Comp150CPA: Clouds and Power-Aware Computing
Classroom Exercise 11 Answers
Service-Oriented Datastores
Spring 2011

group member 1: ____________________________ login: ______________

group member 2: ____________________________ login: ______________

group member 3: ____________________________ login: ______________

group member 4: ____________________________ login: ______________

group member 5: ____________________________ login: ______________

In class we have studied how to think of a cloud application as a service, including choices for front-facing cloud datastores. Let's explore that in more detail.

  1. What is the CAP class of a database server running on a single machine? Why?

    Answer:
    It is in at least class CA, because an outage on the server can lead to data loss. Arguably, since it cannot be partitioned, one could consider it to be in class P as well.
  2. Is there a reasonable use for cloud datastores in CAP class CA? What might it be?

    Answer:
    A thing in class CA has consistency and availability but not partition resilience. The appropriate uses of such a thing include

    The google search service is in class A and thus class CA. It doesn't need to worry about consistency, because its returns are all best-effort. it doesn't need to protect against partitioning, because it is read-only once it starts, and consists of farms of duplicate servers.

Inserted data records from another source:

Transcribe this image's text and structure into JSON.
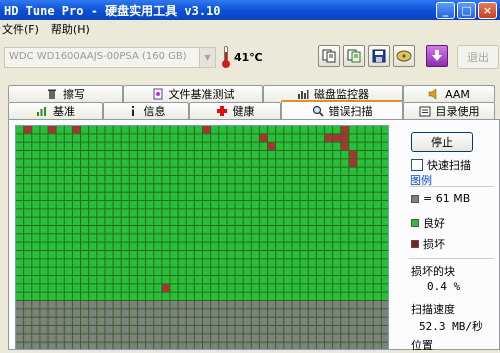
{
  "window": {
    "title": "HD Tune Pro - 硬盘实用工具 v3.10",
    "min": "_",
    "max": "□",
    "close": "×"
  },
  "menu": [
    "文件(F)",
    "帮助(H)"
  ],
  "toolbar": {
    "drive": "WDC WD1600AAJS-00PSA (160 GB)",
    "temperature": "41℃",
    "exit_label": "退出",
    "buttons": [
      "copy-icon",
      "copy-alt-icon",
      "save-icon",
      "disk-info-icon",
      "download-icon"
    ]
  },
  "tabs": {
    "back": [
      {
        "label": "擦写",
        "icon": "trash-icon"
      },
      {
        "label": "文件基准测试",
        "icon": "file-test-icon"
      },
      {
        "label": "磁盘监控器",
        "icon": "monitor-icon"
      },
      {
        "label": "AAM",
        "icon": "speaker-icon"
      }
    ],
    "front": [
      {
        "label": "基准",
        "icon": "benchmark-icon"
      },
      {
        "label": "信息",
        "icon": "info-icon"
      },
      {
        "label": "健康",
        "icon": "health-icon"
      },
      {
        "label": "错误扫描",
        "icon": "scan-icon",
        "active": true
      },
      {
        "label": "目录使用",
        "icon": "folder-icon"
      }
    ]
  },
  "scan": {
    "stop_label": "停止",
    "quick_scan_label": "快速扫描",
    "quick_scan_checked": false,
    "legend_title": "图例",
    "legend": [
      {
        "label": "= 61 MB",
        "color": "#808080"
      },
      {
        "label": "良好",
        "color": "#26c03a"
      },
      {
        "label": "损坏",
        "color": "#8b1a1a"
      }
    ],
    "damaged_label": "损坏的块",
    "damaged_value": "0.4 %",
    "speed_label": "扫描速度",
    "speed_value": "52.3 MB/秒",
    "position_label": "位置"
  },
  "colors": {
    "good": "#26c03a",
    "bad": "#a83434",
    "unscanned": "#808080",
    "grid": "#2e6a1e"
  },
  "grid_data": {
    "columns": 46,
    "rows": 27,
    "scanned_rows": 21,
    "bad_blocks": [
      [
        0,
        1
      ],
      [
        0,
        4
      ],
      [
        0,
        7
      ],
      [
        0,
        23
      ],
      [
        0,
        40
      ],
      [
        1,
        30
      ],
      [
        1,
        38
      ],
      [
        1,
        39
      ],
      [
        1,
        40
      ],
      [
        2,
        31
      ],
      [
        2,
        40
      ],
      [
        3,
        41
      ],
      [
        4,
        41
      ],
      [
        19,
        18
      ]
    ]
  }
}
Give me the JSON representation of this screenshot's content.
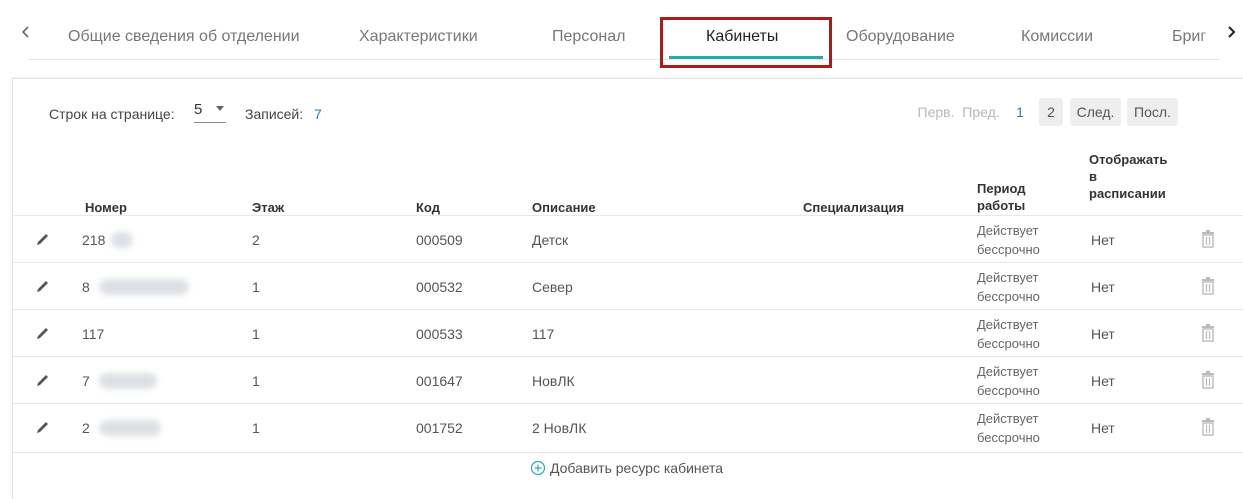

  3. I claimed in lecture that LinkedIn stores the results of a Pig job in a NoSQL datastore. For assignment 4, what is the key in this datastore, and what is the value?

    Answer:
    The key is the identity of one user, and the value is a structure of potential friends and the friends-in-common.
  4. In Amazon Dynamo, the datastore key for shopping cart contents is the content of a cookie stored locally in your browser. Suppose that one user opens two instances of a shopping cart in two panes of the same browser, and proceeds to update each one by deleting a different item. Draw a picture showing why this is a conflict in the vector clock algorithm. Then describe what the vector clock algorithm might do to resolve this situation, to business advantage.

    Answer:
    The vector clock algorithm stores both versions of objects and the version timestamps. In this case, the situation is something like:
     
    Version 1 (initial)
    Version 2 Derived from Version 1 at time 2
    Version 3 Derived from version 1 at time 3
    ...
    
    Which, as a picture, looks like this
     
           Version 1
    delete /        \ delete
      Version 2      \
                  Version 3
    
    The vector clock algorithm resolves this discrepancy according to business rules, in this case, merging the carts:
     
           Version 1
    delete /        \ delete
      Version 2      \
          \       Version 3
           \        /
           Version 4 (merge of Version 2 and Version 3) 
    
  5. (Advanced) A key feature of Amazon's Dynamo is what is called "business-logic-based recovery". If a server is lost during a post, so that the database is in an inconsistent state, consistency is restored according to business rules rather than computer science concepts. What are the appropriate business rules for merging versions of a purchase transaction, or a return authorization? Why?

    Answer:
    The business resolution rules must take into account what a customer expects. In the case of duplicate purchase transactions, the most likely problem is that a user changed his or her mind. So the appropriate resolution is to delete the earlier one and act on the later one.

    In the case of a return authorization, the appropriate resolution is to merge if possible. It is quite possible that two different return authorization requests were made for the same order.